September 29, 2021 Blog,Personal injury

By Eric Ganci

California Code of Civil Procedure 998 gives trial attorneys a powerful tool. If executed properly, if you 998 the other side an offer to settle…and if the other side fails to beat your 998 offer at trial, then the other side may have to pay your costs incurred after your 998.

However a 998 that does not provide a proper provision to accept the 998 may be invalid.

This was the issue with this 9/15/21 decision Finlan v. Chase (2021 WL 4186687, California Court of Appeal, Fourth District, Division 1):

Plaintiff 998s Defendants, and her 998 “letters stated that her offers were made pursuant to section 998, but said nothing about how the offers were to be accepted.” That was the problem. Plaintiff beat her 998 at trial and then filed a motion for costs per 998. Defendant fought that, saying Plaintiff’s 998 was not drafted properly as it did not include a specific way to accept.
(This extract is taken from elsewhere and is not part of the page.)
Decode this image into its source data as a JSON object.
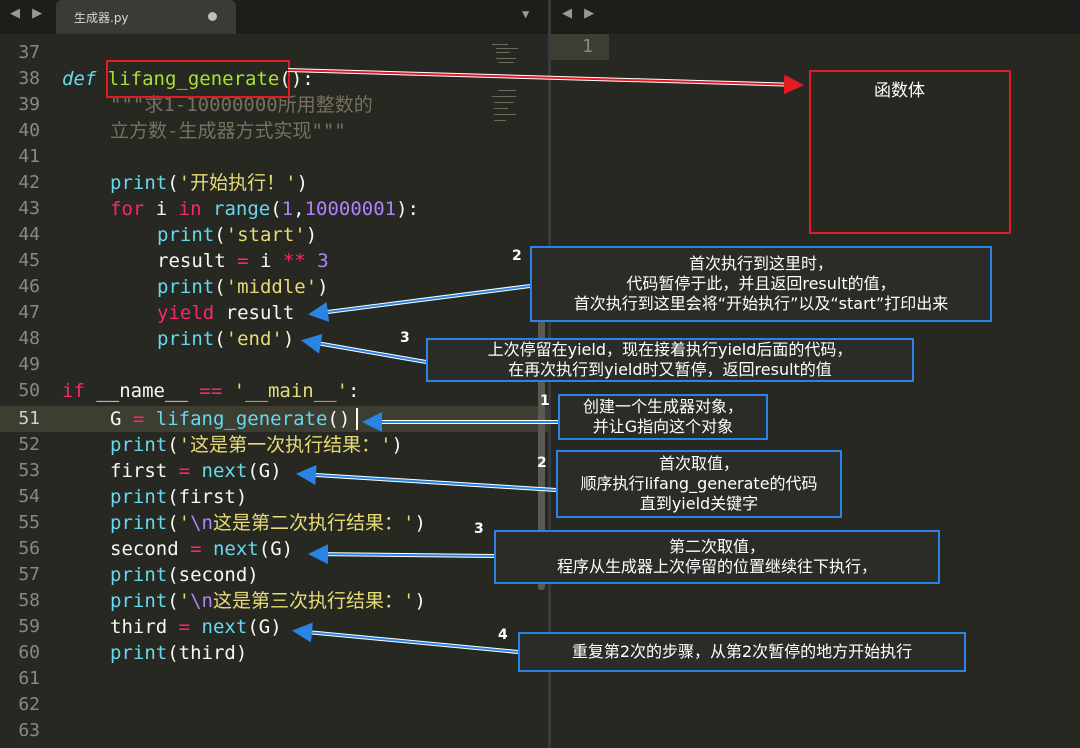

So the Court is deciding this: “The only issue before us is whether [Plaintiff’s] offers to settle were valid under section 998—a determination that turns entirely on whether the offer letters contained the required acceptance provision.”

Finlan analyzes another case on-point: Rouland v. Pacific Specialty Ins. Co. (2013) 220 Cal.App.4th 280, where the 998 had “no further indication that the acceptance needed to be in writing or signed by the offeree’s attorney.”

Per Rouland, there is no magic language or specific format required for either an offer or acceptance under section 998, but at a minimum, the “offer’s acceptance provision simply must specify the manner in which the offer is to be accepted,” and these instructions must necessarily incorporate “a written acceptance signed by the accepting party or its counsel” according to the terms of CCP 998(b).

So here in Finlan, the Court holds Plaintiff’s 998 is not valid nor enforceable. “[A] rule that the acceptance provision could be satisfied by a simple reference to section 998 alone would undermine the particulars listed in subdivision (b) by the Legislature, and contravene the fundamental principle of statutory interpretation that ‘[c]ourts should give meaning to every word of a statute if possible, and should avoid a construction making any word surplusage.’” The Court also notes “[o]f equal concern is that such a rule would undermine the numerous and consistent prior decisions holding that section 998 offers must contain an explicit acceptance provision. As this court has succinctly observed, ‘It is well settled that if an offer fails to include an acceptance provision, the offering party may not obtain the benefits of [section 998].’”

The acceptance provision must be clear and firm, not soft. “[A] reference to the offeree ‘allow[ing] judgment to be entered’ in a letter proposing a settlement is not the same thing as providing instructions that offerees can follow if they wish to accept such an offer.”